The tooling for DXBC is definitely not going away either. Even though DX12 has been around for almost 10 years at this point, pretty much every PC game still ships with DX11. Especially since we have VKD3D to protect us from the threat of FXC bitrot, I think we will be in good shape for the foreseeable future.
Does DXBC provide any other advantages beyond reducing the development cost for SDL_gpu, allowing developers to use a familiar shader language, and leveraging the existing HLSL shader ecosystem?
Why yes, I’m glad you asked! There’s actually another huge advantage: DXBC is a real shader format that D3D11 and D3D12 can actually ingest! Meaning, we have a definitive ground truth to test from as we develop new graphics backends! If we’re ever in doubt about whether some shader behavior on Metal/Vulkan/whatever is a bug, we can check against the D3D11/12 implementation and verify. (If we want to be 100% sure we’re not witnessing driver bugs, we can check the software WARP implementation!)
Additionally, this means we could just not translate shaders on Windows! SDL can consume the shader binary and pass it through directly to D3D. Niiice! Of course, there’s nothing stopping us from translating back to HLSL/DXIL if we need to.
The Shader Model 5.0 ISA contains 203 instructions. That’s still awfully complex, isn’t it?
It’s nothing to sneeze at for sure, but a lot of the instructions are variants of each other, or only used by hull/domain/geometry shaders, which I highly doubt we are going to support. I think it’s totally reasonable to start with the SM4 instructions (of which there are 102) since those are more broadly applicable, and then add SM5 instructions as needed.
We also have this parser from VKD3D we can use as a reference if needed.
What happens if a developer tries to use a shader with opcodes that we don’t currently translate?
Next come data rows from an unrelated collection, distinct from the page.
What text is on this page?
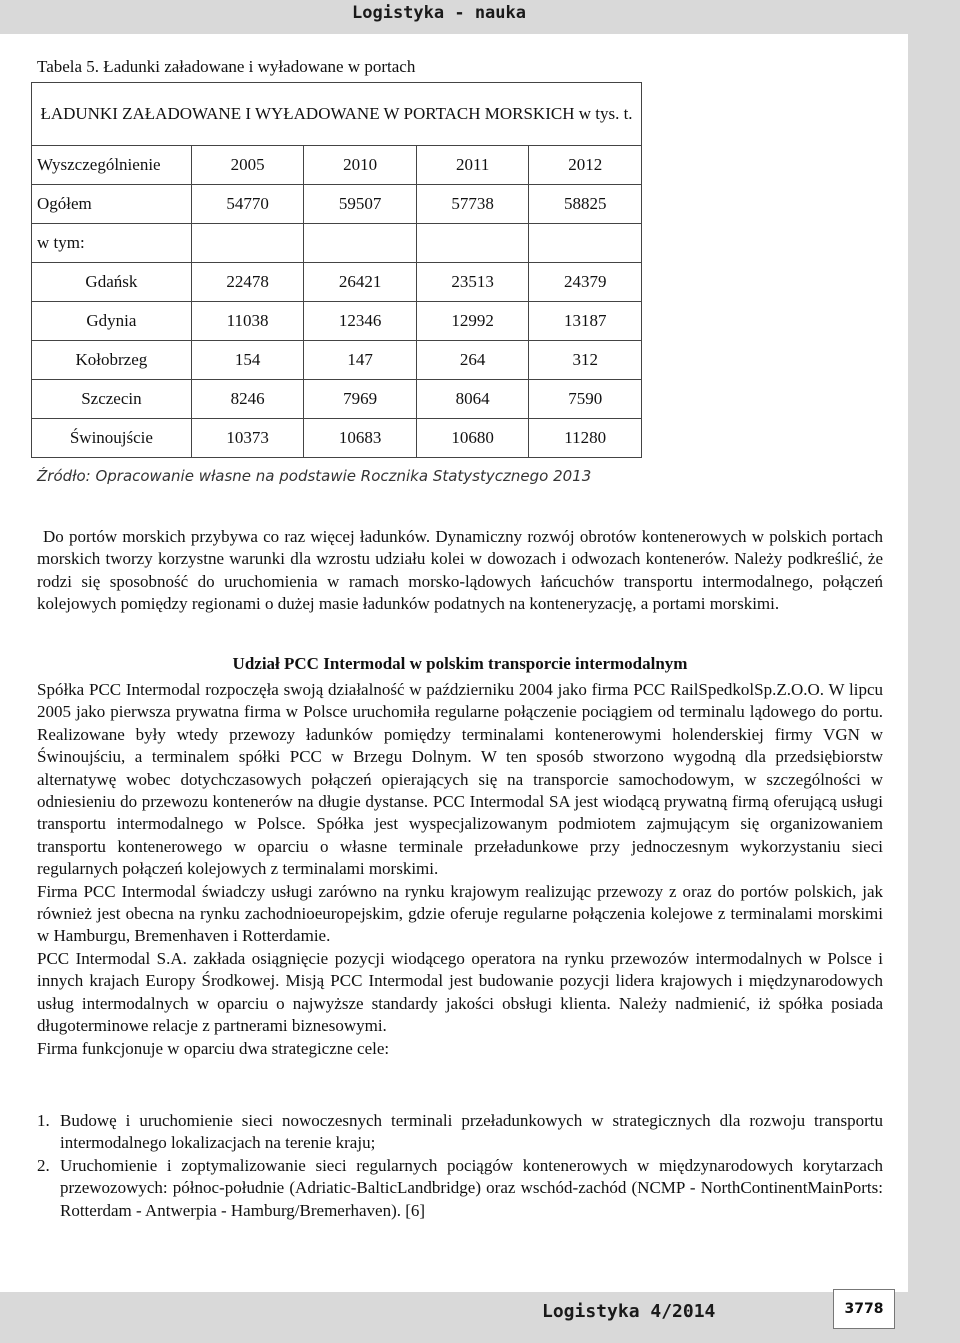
Logistyka - nauka
Tabela 5. Ładunki załadowane i wyładowane w portach
ŁADUNKI ZAŁADOWANE I WYŁADOWANE W PORTACH MORSKICH w tys. t.				
Wyszczególnienie	2005	2010	2011	2012
Ogółem	54770	59507	57738	58825
w tym:				
Gdańsk	22478	26421	23513	24379
Gdynia	11038	12346	12992	13187
Kołobrzeg	154	147	264	312
Szczecin	8246	7969	8064	7590
Świnoujście	10373	10683	10680	11280
Źródło: Opracowanie własne na podstawie Rocznika Statystycznego 2013
Do portów morskich przybywa co raz więcej ładunków. Dynamiczny rozwój obrotów kontenerowych w polskich portach morskich tworzy korzystne warunki dla wzrostu udziału kolei w dowozach i odwozach kontenerów. Należy podkreślić, że rodzi się sposobność do uruchomienia w ramach morsko-lądowych łańcuchów transportu intermodalnego, połączeń kolejowych pomiędzy regionami o dużej masie ładunków podatnych na konteneryzację, a portami morskimi.
Udział PCC Intermodal w polskim transporcie intermodalnym

Spółka PCC Intermodal rozpoczęła swoją działalność w październiku 2004 jako firma PCC RailSpedkolSp.Z.O.O. W lipcu 2005 jako pierwsza prywatna firma w Polsce uruchomiła regularne połączenie pociągiem od terminalu lądowego do portu. Realizowane były wtedy przewozy ładunków pomiędzy terminalami kontenerowymi holenderskiej firmy VGN w Świnoujściu, a terminalem spółki PCC w Brzegu Dolnym. W ten sposób stworzono wygodną dla przedsiębiorstw alternatywę wobec dotychczasowych połączeń opierających się na transporcie samochodowym, w szczególności w odniesieniu do przewozu kontenerów na długie dystanse. PCC Intermodal SA jest wiodącą prywatną firmą oferującą usługi transportu intermodalnego w Polsce. Spółka jest wyspecjalizowanym podmiotem zajmującym się organizowaniem transportu kontenerowego w oparciu o własne terminale przeładunkowe przy jednoczesnym wykorzystaniu sieci regularnych połączeń kolejowych z terminalami morskimi.

Firma PCC Intermodal świadczy usługi zarówno na rynku krajowym realizując przewozy z oraz do portów polskich, jak również jest obecna na rynku zachodnioeuropejskim, gdzie oferuje regularne połączenia kolejowe z terminalami morskimi w Hamburgu, Bremenhaven i Rotterdamie.

PCC Intermodal S.A. zakłada osiągnięcie pozycji wiodącego operatora na rynku przewozów intermodalnych w Polsce i innych krajach Europy Środkowej. Misją PCC Intermodal jest budowanie pozycji lidera krajowych i międzynarodowych usług intermodalnych w oparciu o najwyższe standardy jakości obsługi klienta. Należy nadmienić, iż spółka posiada długoterminowe relacje z partnerami biznesowymi.

Firma funkcjonuje w oparciu dwa strategiczne cele:

1. Budowę i uruchomienie sieci nowoczesnych terminali przeładunkowych w strategicznych dla rozwoju transportu intermodalnego lokalizacjach na terenie kraju;
2. Uruchomienie i zoptymalizowanie sieci regularnych pociągów kontenerowych w międzynarodowych korytarzach przewozowych: północ-południe (Adriatic-BalticLandbridge) oraz wschód-zachód (NCMP - NorthContinentMainPorts: Rotterdam - Antwerpia - Hamburg/Bremerhaven). [6]
Logistyka 4/2014	3778
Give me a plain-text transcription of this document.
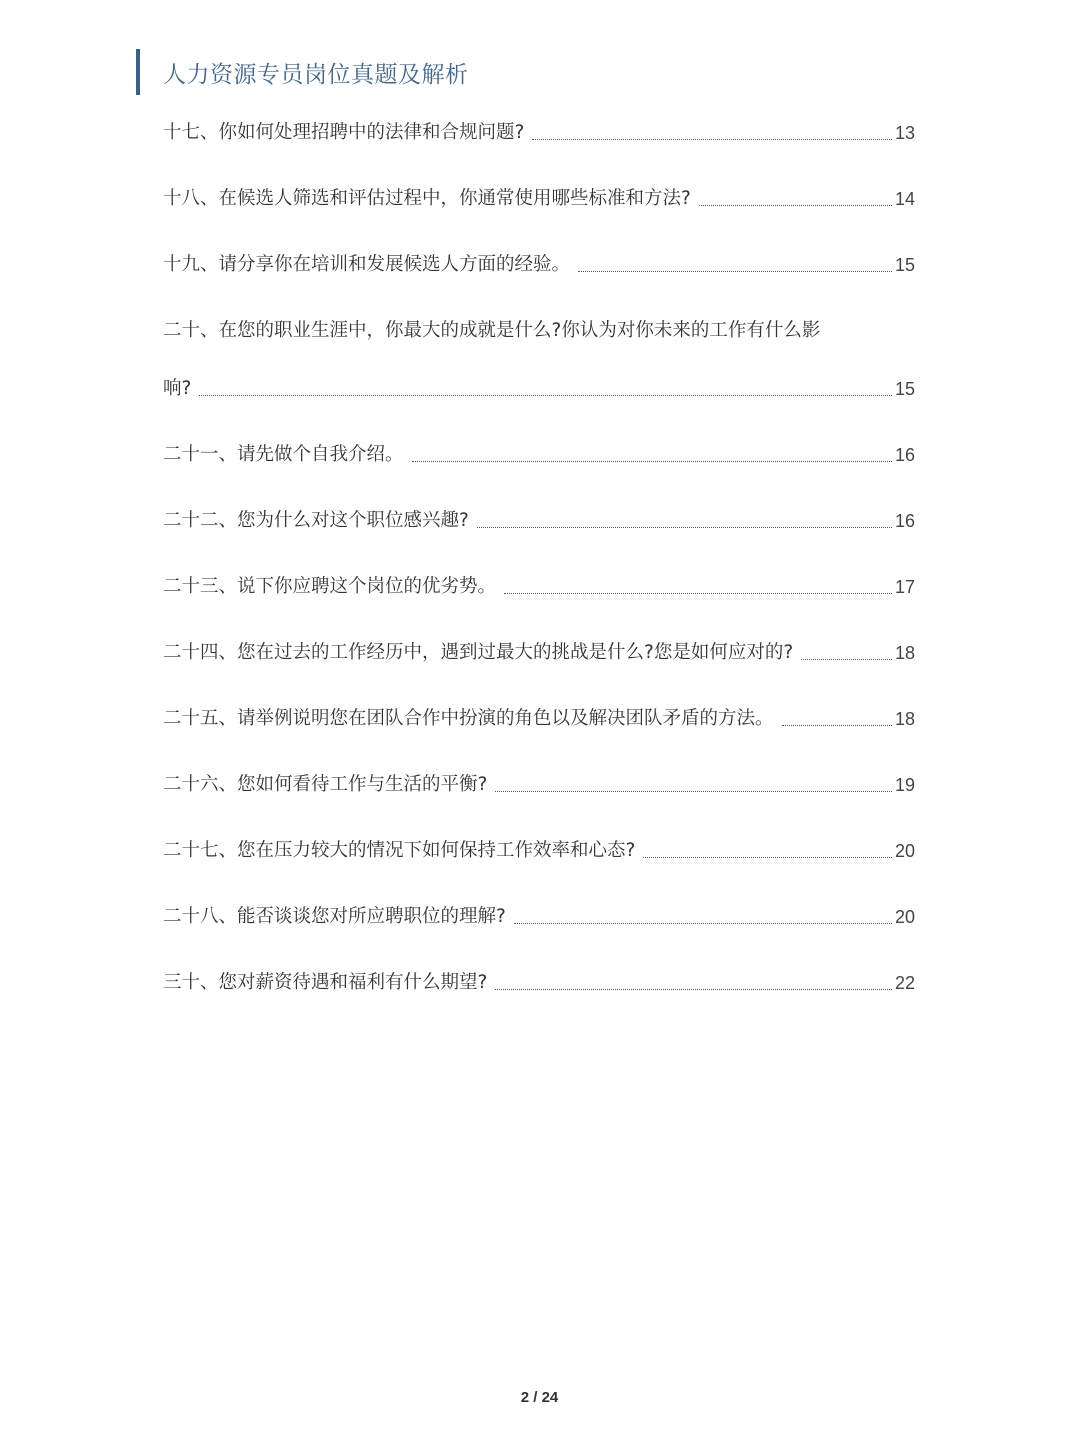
人力资源专员岗位真题及解析
十七、你如何处理招聘中的法律和合规问题?	13
十八、在候选人筛选和评估过程中，你通常使用哪些标准和方法?	14
十九、请分享你在培训和发展候选人方面的经验。	15
二十、在您的职业生涯中，你最大的成就是什么?你认为对你未来的工作有什么影
响?	15
二十一、请先做个自我介绍。	16
二十二、您为什么对这个职位感兴趣?	16
二十三、说下你应聘这个岗位的优劣势。	17
二十四、您在过去的工作经历中，遇到过最大的挑战是什么?您是如何应对的?	18
二十五、请举例说明您在团队合作中扮演的角色以及解决团队矛盾的方法。	18
二十六、您如何看待工作与生活的平衡?	19
二十七、您在压力较大的情况下如何保持工作效率和心态?	20
二十八、能否谈谈您对所应聘职位的理解?	20
三十、您对薪资待遇和福利有什么期望?	22
2 / 24
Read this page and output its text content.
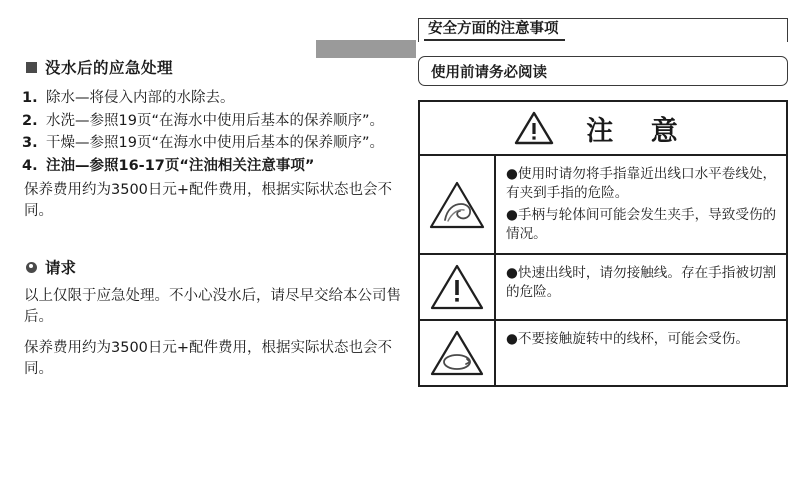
没水后的应急处理
1. 除水—将侵入内部的水除去。
2. 水洗—参照19页“在海水中使用后基本的保养顺序”。
3. 干燥—参照19页“在海水中使用后基本的保养顺序”。
4. 注油—参照16-17页“注油相关注意事项”
保养费用约为3500日元+配件费用，根据实际状态也会不同。
请求
以上仅限于应急处理。不小心没水后，请尽早交给本公司售后。
保养费用约为3500日元+配件费用，根据实际状态也会不同。
安全方面的注意事项
使用前请务必阅读
注 意
●使用时请勿将手指靠近出线口水平卷线处，有夹到手指的危险。
●手柄与轮体间可能会发生夹手，导致受伤的情况。
●快速出线时，请勿接触线。存在手指被切割的危险。
●不要接触旋转中的线杯，可能会受伤。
To ensure that developers write and ship shaders that are compatible with the subset of the ISA that we support, we can easily write up a runtime validation checker for DEBUG builds, which would scan shader bytecode input for any unrecognized opcodes and spit out error information.
Are there legal issues afoot with using a proprietary bytecode?
I sure hope not, because we’ve been shipping DXBC translators in games for many years!
So are you saying DXBC is perfect?
Nope! There are some clear drawbacks with this approach:
However, despite these issues, I still think DXBC is the best existing option we have, and it's worth considering before we dive full-force into writing our own entire stack.